2D Version of the problem (With tentative solution)
You are given a set of vectors $V = \{v_i\}$ And you are guaranteed that they are all unit length.
You want to find a vector $x$ such that $x$ is as far away on the surface of the circle from all other points.
In 2D you can pick a random $v_0$ then pick an orientation for your space. Sort all $v_i$ relative to the angle they form with $v_0$. Then for every pair of consecutive points, pick the largest oriented angle (i.e. angles > $\pi$ are allowed). Add a new point at the bisectrice of this angle.
So for example in this case, the point F is added in between points E and B because they form the largest angle.
3D version of the problem
I am looking for solving the same problem in 3D, i.e. finding a point such that it maximizes it's geodesic distance/angle with its closest point in the original set. More formally.
Given $v_i$ s.t $\|v_i\| = 1$ find $x$ such that $\|x|\ = 1$ and for all $v in \mathbb{R}$ with $\|v\| = 1$, $x \cdot v_\alpha <= v \cdot v_\beta$ where $v_\alpha$ is the closest point to $x$ and $v_beta$ is the closest pint to $v$.
I am struggling finding a solution because you cannot sort points in 3D by angle the way you can in 2D. And in 2D you can easily define where to add the point based on a triangle, but the equivalent terahedron in the 3D problem is trickier to define.
In 2D, we are motivated to bisect the angle because the point furthest from all given points has to be at the same distance from two of them. If the maximizer were, theoretically, closer to one point than all the others, then you could move it away from that point by a tiny bit and improve the minimum distance.
Similarly, in 3D, we can start there: given the points $v_1, v_2, \dots, v_n$ on the sphere, the optimal point $x$ minimizing $\max\{x \cdot v_1, \dots, x \cdot v_n\}$) cannot have one single point $v_i$ such that $x \cdot v_i > x \cdot v_j$ for all $j \ne i$. If that were so, we would just move $x$ by a tiny amount away from $v_i$, decreasing $x \cdot v_i$ while possibly increasing all other angles, and possibly improving the minimum angle.

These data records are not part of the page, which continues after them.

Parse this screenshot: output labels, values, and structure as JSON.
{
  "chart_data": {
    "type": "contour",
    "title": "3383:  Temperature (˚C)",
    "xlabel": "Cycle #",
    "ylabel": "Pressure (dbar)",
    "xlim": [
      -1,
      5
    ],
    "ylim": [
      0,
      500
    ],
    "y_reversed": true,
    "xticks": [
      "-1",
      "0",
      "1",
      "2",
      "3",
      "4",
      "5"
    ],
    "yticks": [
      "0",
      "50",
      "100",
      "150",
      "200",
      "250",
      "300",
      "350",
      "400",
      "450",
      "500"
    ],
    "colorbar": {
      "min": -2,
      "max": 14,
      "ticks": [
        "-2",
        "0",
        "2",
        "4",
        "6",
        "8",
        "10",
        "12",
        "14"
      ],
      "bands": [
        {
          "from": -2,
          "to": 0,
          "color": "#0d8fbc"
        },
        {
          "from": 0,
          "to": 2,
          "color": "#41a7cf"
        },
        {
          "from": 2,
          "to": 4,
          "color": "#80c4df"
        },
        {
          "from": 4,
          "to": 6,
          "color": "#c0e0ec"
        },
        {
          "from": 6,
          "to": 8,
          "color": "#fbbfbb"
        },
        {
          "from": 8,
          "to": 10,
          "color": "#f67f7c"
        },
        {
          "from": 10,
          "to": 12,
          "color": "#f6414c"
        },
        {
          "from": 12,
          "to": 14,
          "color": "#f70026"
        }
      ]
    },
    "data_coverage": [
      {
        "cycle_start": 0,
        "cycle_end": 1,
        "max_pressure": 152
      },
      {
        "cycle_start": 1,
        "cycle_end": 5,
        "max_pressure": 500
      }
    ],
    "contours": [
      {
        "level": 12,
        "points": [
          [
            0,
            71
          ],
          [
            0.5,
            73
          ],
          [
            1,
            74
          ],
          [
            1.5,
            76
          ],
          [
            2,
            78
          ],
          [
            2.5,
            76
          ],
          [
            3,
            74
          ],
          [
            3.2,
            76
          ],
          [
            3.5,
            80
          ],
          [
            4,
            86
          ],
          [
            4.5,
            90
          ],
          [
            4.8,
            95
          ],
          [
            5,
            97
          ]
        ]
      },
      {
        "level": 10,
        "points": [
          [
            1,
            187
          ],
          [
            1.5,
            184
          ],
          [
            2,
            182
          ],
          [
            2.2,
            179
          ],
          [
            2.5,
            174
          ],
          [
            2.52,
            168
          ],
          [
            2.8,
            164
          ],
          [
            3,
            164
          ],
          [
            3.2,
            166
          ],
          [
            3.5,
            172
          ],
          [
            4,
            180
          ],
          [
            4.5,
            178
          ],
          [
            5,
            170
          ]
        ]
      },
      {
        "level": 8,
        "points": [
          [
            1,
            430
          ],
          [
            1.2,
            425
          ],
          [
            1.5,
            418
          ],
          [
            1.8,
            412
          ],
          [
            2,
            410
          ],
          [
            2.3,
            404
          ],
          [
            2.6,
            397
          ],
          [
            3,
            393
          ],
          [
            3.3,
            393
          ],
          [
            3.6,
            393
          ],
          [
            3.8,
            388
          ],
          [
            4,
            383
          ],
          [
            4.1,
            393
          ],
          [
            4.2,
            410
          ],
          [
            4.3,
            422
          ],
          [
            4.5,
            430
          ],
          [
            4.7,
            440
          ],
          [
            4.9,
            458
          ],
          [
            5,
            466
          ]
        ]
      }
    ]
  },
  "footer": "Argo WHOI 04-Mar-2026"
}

What's more, if we reach a point where $x \cdot v_i = x \cdot v_j$, we are still not done. In this case, $x$ lies on the great circle of all points on the sphere equidistant from $v_i$ and $v_j$: the intersection of the sphere with the plane perpendicular to $v_i - v_j$. There is (usually, see caveat later) some direction to go in on the great circle that decreases both $x \cdot v_i$ and $x \cdot v_j$. So in fact, we know that the best point $x$ must satisfy $x \cdot v_i = x \cdot v_j = x \cdot v_k$ for three points $v_i, v_j, v_k$.
At this point, we can solve the problem by a finite search: for each triple $\{v_i, v_j, v_k\}$, find the two points on the circle such that $x \cdot v_i = x \cdot v_j = x \cdot v_k$, and then see which of the $2\binom n3$ points we found is best.
There is, finally, a caveat that some very unbalanced point configurations might defy the analysis above. Suppose that $v_i$ and $v_j$ are the two points closest to $x$, $x \cdot v_i = x\cdot v_j > x \cdot v_k$ for all other points $k$, and the reason we cannot move $x$ along the great circle of points equidistant from $v_i$ and $v_j$ is that $x$ is already the point on that circle furthest from $v_i$ and $v_j$. (It is really weird that $v_i$ and $v_j$ are the two points closest to $x$, and yet $x$ cannot get any further away from them, but it can happen when all the other points are contained in a spherical cap between $v_i$ and $v_j$.)
There are $\binom n2$ more points of this type: they satisfy $x \cdot v_i = x \cdot v_j$ as well as $x \cdot (v_i \times v_j) = 0$, so once again we can find such a point for each pair $\{v_i, v_j\}$ and check them as well. Actually, for each pair $\{v_i, v_j\}$, this system of equations gives us two points on the sphere; we might as well check them both, even though one of them is just the midpoint of the chord joining $v_i$ to $v_j$ and definitely isn't optimal.